Homeland Security Strips Chips from Controversial REAL ID Plan

The Department of Homeland Security is pressing ahead with its plan to require more secure driver’s licenses for most Americans, but plans to embed microchips in the REAL ID cards have apparently been scrapped.

Homeland Security Secretary Michael Chertoff on Thursday promoted the final rules for REAL ID during a meeting an advisory council. The DHS chief is expected to unveil details of the REAL ID program Friday afternoon, according to the Associated Press.

Under the REAL ID plan, Americans born after Dec. 1, 1964 would be required to get federally approved licenses within six years. DHS has been working on the REAL ID program for nearly seven years in an effort to thwart terrorists’ and illegal immigrants’ to counterfeit federal identification documents.

According to the DHS, the over-50 exemption will give states more time to distribute new licenses, adding that the risk of someone in that age group being a terrorist or illegal alien is very low. By 2017, even those over 50 must have a REAL ID to board a plane.

"We worked very closely with the states in terms of developing a plan that I think will be inexpensive, reasonable to implement and produce the results," Chertoff told the AP. "This is a win-win. As long as people use driver’s licenses to identify themselves for whatever reason there’s no reason for those licenses to be easily counterfeited or tampered with."

According to sources familiar with the REAL ID program, federal authorities scaled back the program and reduced its cost expected cost from $14.6 billion to $3.9 billion, a 73 percent decline,.

Still, privacy advocates have protested parts of the REAL ID plan, especially the creation of a national database of personal information and the sharing of personal data among government agencies. DHS officials say both are necessary to verify the new IDs.In its written objection to the law, the American Civil Liberties Union called REAL ID the "first-ever national identity card system," which "would irreparably damage the fabric of American life."

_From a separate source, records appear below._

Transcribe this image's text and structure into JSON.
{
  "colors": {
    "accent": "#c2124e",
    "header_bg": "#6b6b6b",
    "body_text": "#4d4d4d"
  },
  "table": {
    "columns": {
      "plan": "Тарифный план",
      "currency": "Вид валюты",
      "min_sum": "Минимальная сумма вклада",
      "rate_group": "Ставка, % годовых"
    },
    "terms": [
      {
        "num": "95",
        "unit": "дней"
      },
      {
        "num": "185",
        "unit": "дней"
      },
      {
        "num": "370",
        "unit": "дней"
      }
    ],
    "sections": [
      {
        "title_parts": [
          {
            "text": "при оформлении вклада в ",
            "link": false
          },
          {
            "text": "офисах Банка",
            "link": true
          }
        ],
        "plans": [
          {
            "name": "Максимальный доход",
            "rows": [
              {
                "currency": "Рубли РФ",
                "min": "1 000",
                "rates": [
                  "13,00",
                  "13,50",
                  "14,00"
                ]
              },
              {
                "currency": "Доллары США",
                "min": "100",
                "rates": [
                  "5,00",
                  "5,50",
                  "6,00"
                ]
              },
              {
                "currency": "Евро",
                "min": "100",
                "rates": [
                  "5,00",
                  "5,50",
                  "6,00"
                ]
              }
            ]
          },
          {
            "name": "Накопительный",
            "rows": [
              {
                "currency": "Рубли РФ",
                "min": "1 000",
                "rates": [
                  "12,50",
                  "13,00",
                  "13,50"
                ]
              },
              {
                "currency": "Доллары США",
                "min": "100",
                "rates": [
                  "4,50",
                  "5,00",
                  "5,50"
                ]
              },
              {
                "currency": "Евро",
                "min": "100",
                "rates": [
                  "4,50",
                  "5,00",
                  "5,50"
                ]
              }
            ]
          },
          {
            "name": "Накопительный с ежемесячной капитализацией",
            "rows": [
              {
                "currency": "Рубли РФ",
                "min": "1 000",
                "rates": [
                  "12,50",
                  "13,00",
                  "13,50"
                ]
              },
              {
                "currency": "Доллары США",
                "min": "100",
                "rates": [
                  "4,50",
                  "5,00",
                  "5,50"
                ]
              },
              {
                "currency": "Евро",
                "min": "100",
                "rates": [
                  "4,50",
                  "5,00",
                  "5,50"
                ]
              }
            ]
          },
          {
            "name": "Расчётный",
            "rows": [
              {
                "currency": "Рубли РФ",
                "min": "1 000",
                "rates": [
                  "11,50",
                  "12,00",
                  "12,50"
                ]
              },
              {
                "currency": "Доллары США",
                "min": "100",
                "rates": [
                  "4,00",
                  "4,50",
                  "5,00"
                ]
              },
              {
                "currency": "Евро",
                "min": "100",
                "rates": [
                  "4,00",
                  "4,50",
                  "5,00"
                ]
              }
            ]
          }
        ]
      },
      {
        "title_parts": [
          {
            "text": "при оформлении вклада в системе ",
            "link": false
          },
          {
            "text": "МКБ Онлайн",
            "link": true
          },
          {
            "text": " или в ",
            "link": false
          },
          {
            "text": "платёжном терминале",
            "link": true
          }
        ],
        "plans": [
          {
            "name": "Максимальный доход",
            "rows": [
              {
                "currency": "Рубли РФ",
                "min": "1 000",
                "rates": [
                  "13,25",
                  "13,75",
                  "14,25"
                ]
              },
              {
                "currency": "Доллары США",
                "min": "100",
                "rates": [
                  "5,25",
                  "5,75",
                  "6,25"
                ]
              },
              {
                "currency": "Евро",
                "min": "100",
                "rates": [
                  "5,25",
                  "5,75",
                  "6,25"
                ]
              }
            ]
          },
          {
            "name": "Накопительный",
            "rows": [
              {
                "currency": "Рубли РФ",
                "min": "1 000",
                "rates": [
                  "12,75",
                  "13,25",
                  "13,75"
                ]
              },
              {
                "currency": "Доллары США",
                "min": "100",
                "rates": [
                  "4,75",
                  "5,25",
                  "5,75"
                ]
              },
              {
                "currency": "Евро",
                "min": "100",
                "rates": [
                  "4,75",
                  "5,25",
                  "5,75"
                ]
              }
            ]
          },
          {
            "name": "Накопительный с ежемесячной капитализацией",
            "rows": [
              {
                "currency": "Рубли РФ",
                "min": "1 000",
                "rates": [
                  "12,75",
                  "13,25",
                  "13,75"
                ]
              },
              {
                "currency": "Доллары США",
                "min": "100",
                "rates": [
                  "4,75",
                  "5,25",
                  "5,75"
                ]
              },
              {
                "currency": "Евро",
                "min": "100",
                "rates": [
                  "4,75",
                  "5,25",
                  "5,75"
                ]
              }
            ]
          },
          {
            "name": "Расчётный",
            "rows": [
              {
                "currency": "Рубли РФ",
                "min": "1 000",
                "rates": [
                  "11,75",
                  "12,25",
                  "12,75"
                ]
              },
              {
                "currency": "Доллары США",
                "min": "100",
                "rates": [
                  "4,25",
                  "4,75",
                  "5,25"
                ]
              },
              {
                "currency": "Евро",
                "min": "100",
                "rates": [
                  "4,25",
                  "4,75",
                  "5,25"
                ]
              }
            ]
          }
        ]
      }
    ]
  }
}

Security experts have also hit the REAL ID program, saying the plan could make citizens easy prey for identity thieves. State RMVs (Registries of Motor Vehicles) are increasingly targets for such cyber-criminals, experts say.

"My feeling is there’s a tremendous amount of activity going on right now around data theft," said Jon Oltsik, an analyst with Enterprise Strategies Group told eWEEK. "The stuff we hear about in the news is dwarfed by the stuff we don’t hear about, because people bury it, because they don’t want to disclose it. They’re praying nothing happens."

As part of the REAL ID program, driver’s license photographs will be taken by state motor vehicle officials at beginning of the application rather than the end, so that photos of rejected applicants can be kept on file. The new REAL ID licenses will not contain microchips as some had expected. States will be able to choose from a menu of security measures, which DHS will detail later today, that they can use in their cards.

Over the next year, the government expects all states to begin checking both the Social Security numbers and immigration status of license applicants, Chertoff said.